Teachers and other Newton County School System (NCSS) employees can expect a salary raise for next year, the first since the 2008-2009 school year.
The Newton County Board of Education adopted a tentative budget for next school year at its May 13 work session and now must review the proposed $163.4 million budget before a vote to approve it on June 3.
The budget, which has a beginning balance of $18,838,219 — 9.78 percent less than last year’s beginning fund balance — was presented by Peggy Bullard, NCSS business manager, who reviewed the different options of givebacks employees may receive. NCSS Superintendent Samantha Fuhrey and Bullard recommended the board adopt the third (Chart C) of four options, giving teachers and employees a two percent salary schedule increase, removing one furlough day and giving step increases.
Bullard initially discussed the four salary and benefits options at a May 5 meeting, where 12.5 additional positions were also requested.

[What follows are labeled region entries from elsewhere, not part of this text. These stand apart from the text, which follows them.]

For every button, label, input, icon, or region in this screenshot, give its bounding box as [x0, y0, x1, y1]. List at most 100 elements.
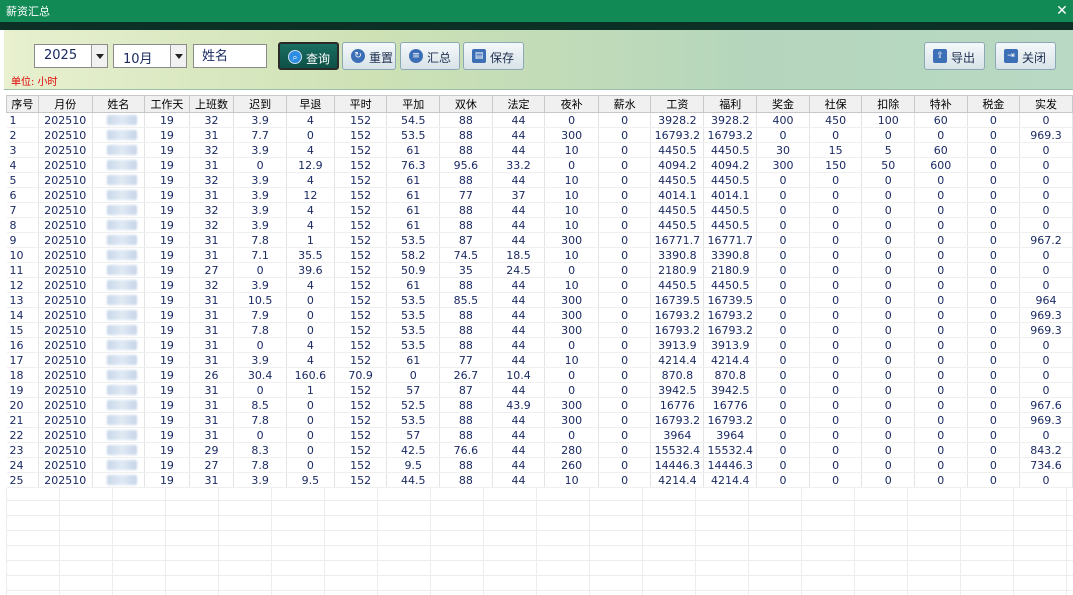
table-cell[interactable]: 4094.2 [650, 157, 705, 173]
table-cell[interactable] [92, 412, 146, 428]
table-cell[interactable]: 0 [967, 292, 1021, 308]
table-cell[interactable]: 0 [598, 307, 652, 323]
query-button[interactable]: ⌕ 查询 [278, 42, 339, 70]
table-cell[interactable]: 31 [189, 322, 235, 338]
table-cell[interactable]: 31 [189, 472, 235, 488]
table-cell[interactable]: 19 [144, 382, 190, 398]
table-cell[interactable]: 1 [6, 112, 39, 128]
table-cell[interactable]: 0 [756, 472, 810, 488]
table-cell[interactable] [92, 112, 146, 128]
table-cell[interactable]: 16793.2 [703, 307, 758, 323]
table-cell[interactable] [92, 307, 146, 323]
table-cell[interactable]: 8.5 [233, 397, 287, 413]
table-cell[interactable]: 0 [598, 247, 652, 263]
table-cell[interactable]: 152 [334, 277, 388, 293]
table-cell[interactable]: 0 [967, 472, 1021, 488]
table-cell[interactable]: 0 [756, 412, 810, 428]
table-cell[interactable]: 32 [189, 277, 235, 293]
column-header[interactable]: 夜补 [544, 95, 599, 113]
table-cell[interactable]: 0 [914, 442, 968, 458]
table-cell[interactable]: 0 [598, 367, 652, 383]
table-cell[interactable]: 0 [598, 202, 652, 218]
table-cell[interactable]: 3928.2 [703, 112, 758, 128]
table-cell[interactable]: 61 [386, 142, 441, 158]
table-cell[interactable]: 3942.5 [650, 382, 705, 398]
table-cell[interactable]: 202510 [38, 187, 93, 203]
table-cell[interactable]: 4450.5 [703, 202, 758, 218]
table-cell[interactable]: 3.9 [233, 112, 287, 128]
table-cell[interactable]: 88 [439, 472, 493, 488]
table-cell[interactable]: 300 [544, 292, 599, 308]
table-cell[interactable]: 30 [756, 142, 810, 158]
table-cell[interactable]: 202510 [38, 427, 93, 443]
table-cell[interactable]: 0 [756, 457, 810, 473]
table-cell[interactable]: 0 [756, 442, 810, 458]
table-cell[interactable]: 3942.5 [703, 382, 758, 398]
chevron-down-icon[interactable] [170, 45, 186, 67]
table-cell[interactable]: 0 [809, 352, 863, 368]
table-cell[interactable]: 0 [233, 337, 287, 353]
table-cell[interactable]: 31 [189, 127, 235, 143]
table-cell[interactable]: 44 [492, 442, 546, 458]
table-cell[interactable]: 0 [1019, 187, 1073, 203]
table-cell[interactable]: 0 [1019, 427, 1073, 443]
summary-button[interactable]: ≡ 汇总 [400, 42, 460, 70]
table-cell[interactable]: 0 [967, 172, 1021, 188]
table-cell[interactable]: 0 [809, 397, 863, 413]
table-cell[interactable]: 70.9 [334, 367, 388, 383]
table-cell[interactable]: 3913.9 [703, 337, 758, 353]
table-cell[interactable]: 0 [861, 217, 915, 233]
table-cell[interactable] [92, 292, 146, 308]
table-cell[interactable]: 11 [6, 262, 39, 278]
table-row[interactable]: 17 202510 19 31 3.9 4 152 61 77 44 10 0 4214.4 4214.4… [6, 352, 1073, 368]
table-cell[interactable]: 35 [439, 262, 493, 278]
table-cell[interactable]: 0 [598, 277, 652, 293]
table-cell[interactable]: 19 [144, 172, 190, 188]
table-cell[interactable]: 12 [286, 187, 335, 203]
table-cell[interactable]: 3913.9 [650, 337, 705, 353]
table-cell[interactable]: 0 [598, 187, 652, 203]
table-cell[interactable]: 300 [756, 157, 810, 173]
table-cell[interactable]: 3.9 [233, 187, 287, 203]
table-cell[interactable]: 0 [756, 352, 810, 368]
table-row[interactable]: 6 202510 19 31 3.9 12 152 61 77 37 10 0 4014.1 4014.1… [6, 187, 1073, 203]
table-cell[interactable]: 2 [6, 127, 39, 143]
table-cell[interactable]: 16771.7 [703, 232, 758, 248]
table-cell[interactable]: 31 [189, 412, 235, 428]
table-cell[interactable]: 77 [439, 352, 493, 368]
table-cell[interactable]: 202510 [38, 247, 93, 263]
table-cell[interactable]: 0 [756, 217, 810, 233]
table-cell[interactable]: 3 [6, 142, 39, 158]
table-cell[interactable]: 16 [6, 337, 39, 353]
table-cell[interactable]: 19 [144, 427, 190, 443]
chevron-down-icon[interactable] [91, 45, 107, 67]
table-cell[interactable]: 152 [334, 262, 388, 278]
table-cell[interactable]: 4 [286, 142, 335, 158]
table-cell[interactable]: 77 [439, 187, 493, 203]
table-cell[interactable]: 0 [286, 457, 335, 473]
table-cell[interactable]: 31 [189, 247, 235, 263]
table-cell[interactable]: 0 [1019, 202, 1073, 218]
table-cell[interactable]: 16739.5 [703, 292, 758, 308]
table-cell[interactable]: 19 [144, 397, 190, 413]
table-row[interactable]: 7 202510 19 32 3.9 4 152 61 88 44 10 0 4450.5 4450.5 0… [6, 202, 1073, 218]
table-cell[interactable]: 26.7 [439, 367, 493, 383]
table-cell[interactable]: 19 [144, 127, 190, 143]
column-header[interactable]: 平时 [333, 95, 388, 113]
table-cell[interactable]: 19 [144, 412, 190, 428]
table-cell[interactable]: 15 [6, 322, 39, 338]
table-cell[interactable]: 0 [967, 157, 1021, 173]
table-cell[interactable]: 76.6 [439, 442, 493, 458]
table-cell[interactable] [92, 217, 146, 233]
table-cell[interactable]: 0 [967, 247, 1021, 263]
table-cell[interactable] [92, 232, 146, 248]
table-cell[interactable]: 35.5 [286, 247, 335, 263]
table-cell[interactable]: 53.5 [386, 307, 441, 323]
close-icon[interactable]: ✕ [1051, 0, 1073, 22]
table-cell[interactable]: 3.9 [233, 142, 287, 158]
table-cell[interactable]: 202510 [38, 472, 93, 488]
table-cell[interactable]: 0 [967, 187, 1021, 203]
table-cell[interactable]: 5 [861, 142, 915, 158]
table-cell[interactable]: 88 [439, 112, 493, 128]
table-cell[interactable]: 0 [809, 187, 863, 203]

State revenues are expected to increase by $6.5 million, and local revenues are expected to increase by $1.2 million, totaling $144.5 million in incoming funding. A three percent increase in the local tax digest is also expected, with the millage rate staying steady at 20.
Chart C received a 4-1 vote on Tuesday, which was motioned by Abigail Coggin and opposed by Eddie Johnson. Johnson made a motion to approve Chart B, which is the most “aggressive” option.
Chart C is “more aggressive, but not the most aggressive,” Fuhrey said.
If the tentative budget with Chart C is approved in June, the ending fund balance is expected to be $18.3 million at the end of the 2015 school year.
The first option, initially presented on May 5 as the most conservative option, would give employees a one percent salary schedule increase and take away one furlough day, leaving the ending fund balance at $19.3 million.
Chart B, the option with the most givebacks, would give a two percent salary schedule increase and two furlough days back, ending the fund balance at $17.9 million.
Chart D, another middle-ground option, would have an ending fund balance of $18.8 million by giving a one percent salary schedule increase and one additional work day.
All options include step increases for eligible employees. Some employees, such as bus drivers and food service personnel, have already been given back all furlough days — six originally, with four remaining during the 2014 school year — and will not be affected by this area of the budget.
Final approval of the 2014-2015 budget will be voted on during the board’s June meeting to take effect in July.